NORTH CREEK - A crowd gathered at Ski Bowl Park in North Creek as a ribbon was cut to mark the opening of the Hudson chairlift and introduced the completed interconnect between Gore Mountain and the historic Ski Bowl last Saturday, Jan. 26.
The redeveloped terrain on Little Gore Mountain, which now features snowmaking and trails for all ability levels, is now open for skiers and snowboarders, which provides access to the rest of Gore Mountain's multi-peak trail system.
Local and state officials gathered to commemorate the historic significance of the connection between Gore, the Ski Bowl and village of North Creek.
"This is where skiing began in the Adirondacks," said Sen. Elizabeth Little, R-Queensbury. "This is an incredible moment on an incredible day."
The new trails follow the profile of the same terrain North Creek's earliest skiers traveled. The Hudson chair lifeline was once home to a 1946 t-bar.

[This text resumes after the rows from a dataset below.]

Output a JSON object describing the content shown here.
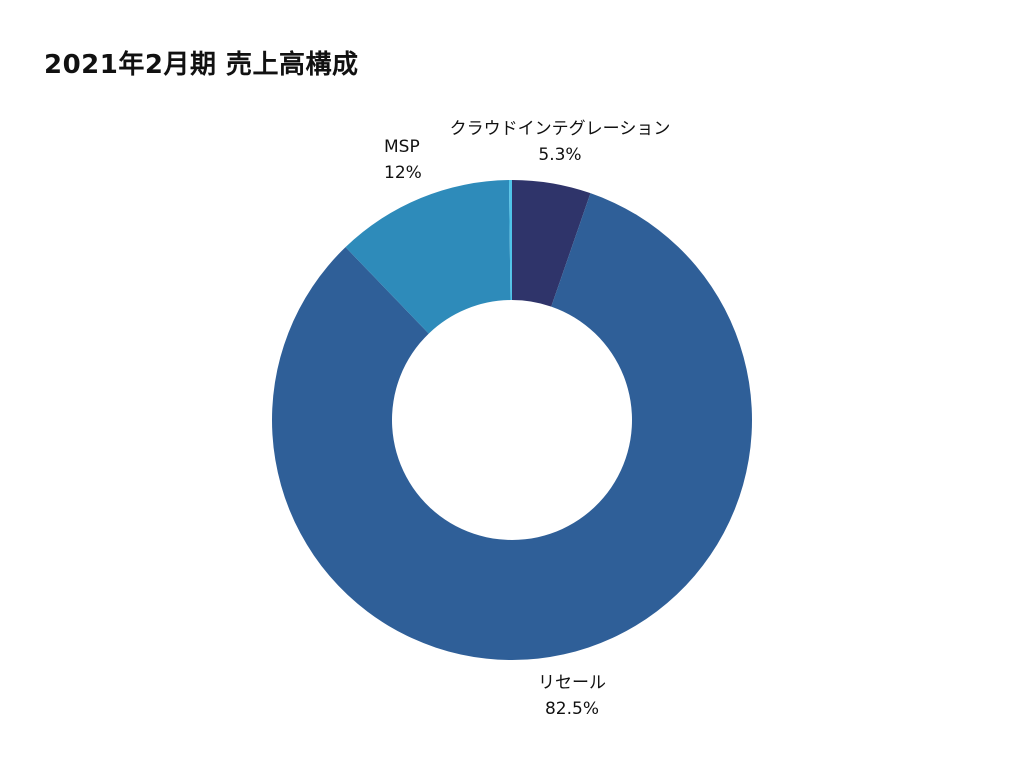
{
  "chart_data": {
    "type": "pie",
    "subtype": "donut",
    "title": "2021年2月期  売上高構成",
    "categories": [
      "クラウドインテグレーション",
      "リセール",
      "MSP",
      ""
    ],
    "values": [
      5.3,
      82.5,
      12,
      0.2
    ],
    "value_labels": [
      "5.3%",
      "82.5%",
      "12%",
      ""
    ],
    "colors": [
      "#2f346a",
      "#2f5f98",
      "#2e8bba",
      "#4fc3e8"
    ],
    "start_angle": 0,
    "direction": "clockwise",
    "inner_radius_ratio": 0.5,
    "legend": "none",
    "unit": "%"
  },
  "labels": {
    "cloud": {
      "name": "クラウドインテグレーション",
      "value": "5.3%"
    },
    "resale": {
      "name": "リセール",
      "value": "82.5%"
    },
    "msp": {
      "name": "MSP",
      "value": "12%"
    }
  }
}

When Little asked the surrounding crowd to raise a hand if they had skied the original Little Gore, the majority of hands shot into the air.
"This is a historic preservation project," said ORDA chairman Joe Martens. "The Town of Johnsburg pushed very hard for this project and made clear just how important this was to the town."
Little also praised the interconnect as a means to support the economic development of the village of North Creek.
"What this will do for the hamlet of North Creek will involve them in the whole ski experience," she said. "We will be a destination. It goes to show that persistence pays off."
As Emily Stanton, Gore Mountain marketing director, welcomed the many skiers and riders who waited to be the first to try the new lift she commended the Hudson chairlift as, "the starting point of an elevation of 3600 feet and a new starting point for the region."
"It is the people of Gore that make this special," she said. "I wish I had a bottle of champagne right now."
Skiers and snowboarders can now park at the Ski Bowl and have access to all of Gore Mountain. The connection brings Gore the title of being the sixth largest ski resort in the east and is a result of years of planning, beginning with the formative ideas of past Johnsburg supervisor Bill Thomas.
Current supervisor, Sterling Goodspeed, remembers when people didn't know there was a village at the base of Gore Mountain.
"The world just found our village at the base of the mountain," he said.